Hoje, saltam aos nossos olhos milhares de homicídios pelas grandes cidades brasileiras. Suas vítimas? Na maioria das vezes jovens negros, habitantes das favelas. Onde erramos nós? O que fez com que estes homens brasileiros, tão guerreiros e trabalhadores, brutalizarem seus olhares para a vida e morte do próximo? Gays, lésbicas, trans e tantos outros morrem brutalmente, silenciosamente, todos os dias, a cada minuto no Brasil, simplesmente por pertencerem a este ou àquele grupo a que chamamos “minorias”. Por serem minorias o Estado não os tem assistido de seus direitos, demandas, sonhos.

Raça e Gênero, outro problema tão grave, tão brutal, que parece ter se extrapolado no dia a dia brasileiro.

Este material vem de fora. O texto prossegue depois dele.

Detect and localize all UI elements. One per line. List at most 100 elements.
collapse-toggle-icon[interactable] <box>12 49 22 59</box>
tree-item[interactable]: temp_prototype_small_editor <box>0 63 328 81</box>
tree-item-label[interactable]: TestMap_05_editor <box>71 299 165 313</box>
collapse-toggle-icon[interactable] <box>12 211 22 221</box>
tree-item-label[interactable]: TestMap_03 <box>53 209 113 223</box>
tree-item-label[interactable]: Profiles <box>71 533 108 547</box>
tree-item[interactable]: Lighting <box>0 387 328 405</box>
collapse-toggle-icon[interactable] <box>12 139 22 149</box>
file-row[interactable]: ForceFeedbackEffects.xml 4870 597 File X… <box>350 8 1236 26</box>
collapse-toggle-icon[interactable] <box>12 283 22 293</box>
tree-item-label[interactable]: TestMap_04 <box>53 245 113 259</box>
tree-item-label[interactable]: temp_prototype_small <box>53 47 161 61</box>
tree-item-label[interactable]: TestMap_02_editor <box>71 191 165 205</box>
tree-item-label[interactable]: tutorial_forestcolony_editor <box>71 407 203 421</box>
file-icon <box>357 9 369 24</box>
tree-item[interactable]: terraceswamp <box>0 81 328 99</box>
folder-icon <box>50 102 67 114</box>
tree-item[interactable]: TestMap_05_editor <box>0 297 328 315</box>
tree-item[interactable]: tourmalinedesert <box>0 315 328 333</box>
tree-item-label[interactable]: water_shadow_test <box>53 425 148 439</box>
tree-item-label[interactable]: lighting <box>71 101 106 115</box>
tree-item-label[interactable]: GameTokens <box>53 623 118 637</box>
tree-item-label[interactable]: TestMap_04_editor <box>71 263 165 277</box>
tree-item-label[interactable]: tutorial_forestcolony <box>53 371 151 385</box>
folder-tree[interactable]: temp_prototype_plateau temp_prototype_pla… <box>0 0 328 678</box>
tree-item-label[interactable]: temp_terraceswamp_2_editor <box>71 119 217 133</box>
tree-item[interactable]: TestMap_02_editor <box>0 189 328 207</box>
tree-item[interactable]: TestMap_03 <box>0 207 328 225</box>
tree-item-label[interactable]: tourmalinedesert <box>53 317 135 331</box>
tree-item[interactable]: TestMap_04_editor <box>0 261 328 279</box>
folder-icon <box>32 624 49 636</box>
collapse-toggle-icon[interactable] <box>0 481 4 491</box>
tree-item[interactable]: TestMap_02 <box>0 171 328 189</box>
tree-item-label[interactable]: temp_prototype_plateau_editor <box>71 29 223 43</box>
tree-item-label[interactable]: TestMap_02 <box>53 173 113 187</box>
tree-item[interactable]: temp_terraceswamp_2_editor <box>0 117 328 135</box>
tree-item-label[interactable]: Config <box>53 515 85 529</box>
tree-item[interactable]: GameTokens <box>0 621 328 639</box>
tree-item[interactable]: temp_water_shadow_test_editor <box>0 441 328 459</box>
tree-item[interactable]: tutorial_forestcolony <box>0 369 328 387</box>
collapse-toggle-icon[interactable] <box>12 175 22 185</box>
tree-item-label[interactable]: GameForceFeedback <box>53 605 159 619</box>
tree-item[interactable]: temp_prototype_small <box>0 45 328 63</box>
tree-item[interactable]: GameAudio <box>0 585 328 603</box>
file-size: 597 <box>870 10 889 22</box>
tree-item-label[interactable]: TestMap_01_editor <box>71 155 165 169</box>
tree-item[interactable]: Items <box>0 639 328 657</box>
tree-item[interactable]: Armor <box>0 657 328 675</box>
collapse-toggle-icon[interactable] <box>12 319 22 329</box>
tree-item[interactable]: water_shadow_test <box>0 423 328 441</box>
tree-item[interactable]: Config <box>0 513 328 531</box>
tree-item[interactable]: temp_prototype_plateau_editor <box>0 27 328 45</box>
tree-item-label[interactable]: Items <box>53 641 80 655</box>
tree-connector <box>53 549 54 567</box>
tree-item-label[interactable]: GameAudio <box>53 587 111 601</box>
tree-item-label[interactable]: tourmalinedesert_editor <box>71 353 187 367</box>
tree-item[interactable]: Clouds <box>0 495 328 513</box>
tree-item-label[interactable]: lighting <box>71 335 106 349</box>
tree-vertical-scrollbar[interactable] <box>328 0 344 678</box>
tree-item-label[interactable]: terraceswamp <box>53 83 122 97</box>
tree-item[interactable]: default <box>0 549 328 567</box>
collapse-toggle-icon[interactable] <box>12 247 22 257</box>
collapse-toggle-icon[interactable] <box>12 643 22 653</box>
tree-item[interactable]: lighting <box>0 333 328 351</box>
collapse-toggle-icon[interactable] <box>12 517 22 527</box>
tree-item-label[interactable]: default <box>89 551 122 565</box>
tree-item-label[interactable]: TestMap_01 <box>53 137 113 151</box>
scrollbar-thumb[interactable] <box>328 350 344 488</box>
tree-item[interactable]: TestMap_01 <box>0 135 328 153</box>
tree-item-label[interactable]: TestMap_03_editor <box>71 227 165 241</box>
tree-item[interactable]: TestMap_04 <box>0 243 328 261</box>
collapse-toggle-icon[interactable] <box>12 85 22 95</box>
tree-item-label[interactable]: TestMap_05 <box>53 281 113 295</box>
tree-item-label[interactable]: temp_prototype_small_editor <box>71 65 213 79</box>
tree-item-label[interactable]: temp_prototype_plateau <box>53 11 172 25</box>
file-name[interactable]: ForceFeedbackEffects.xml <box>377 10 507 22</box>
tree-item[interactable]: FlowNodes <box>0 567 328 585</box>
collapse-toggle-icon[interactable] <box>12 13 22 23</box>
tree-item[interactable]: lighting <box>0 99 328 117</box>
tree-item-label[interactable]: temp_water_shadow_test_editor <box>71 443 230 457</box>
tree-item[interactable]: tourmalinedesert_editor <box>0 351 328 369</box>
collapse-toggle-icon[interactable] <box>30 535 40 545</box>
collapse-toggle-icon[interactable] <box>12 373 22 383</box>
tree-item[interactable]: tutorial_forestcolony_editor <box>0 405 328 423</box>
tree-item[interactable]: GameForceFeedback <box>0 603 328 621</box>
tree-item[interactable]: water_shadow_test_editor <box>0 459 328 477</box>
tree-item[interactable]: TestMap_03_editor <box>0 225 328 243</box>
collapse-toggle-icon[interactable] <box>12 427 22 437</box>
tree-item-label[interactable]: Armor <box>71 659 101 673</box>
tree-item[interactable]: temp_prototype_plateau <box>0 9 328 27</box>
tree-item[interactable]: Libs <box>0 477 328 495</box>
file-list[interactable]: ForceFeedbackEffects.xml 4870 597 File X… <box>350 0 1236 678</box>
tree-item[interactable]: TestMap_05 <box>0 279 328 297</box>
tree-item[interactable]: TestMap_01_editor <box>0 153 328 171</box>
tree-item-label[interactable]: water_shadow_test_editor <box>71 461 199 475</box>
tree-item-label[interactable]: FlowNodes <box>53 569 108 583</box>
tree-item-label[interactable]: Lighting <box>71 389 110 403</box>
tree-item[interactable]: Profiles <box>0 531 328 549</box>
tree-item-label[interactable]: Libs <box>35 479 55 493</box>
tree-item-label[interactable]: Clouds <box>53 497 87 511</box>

Homens que têm em mente que suas parceiras são sua posse as matam, as encarceram e as agridem, física e existencialmente. Tudo se perdeu, as colorações político-partidárias parecem estar estampadas na face de cada um, sem diálogo, sem conversa, esquerda ou direita. Precisamos de mais poesia, de mais humanidade, de democracia e de história. “Precisamos descobrir o Brasil, escondido atrás as florestas, com a água dos rios no meio, o Brasil está dormindo, coitado, Precisamos colonizar o Brasil”.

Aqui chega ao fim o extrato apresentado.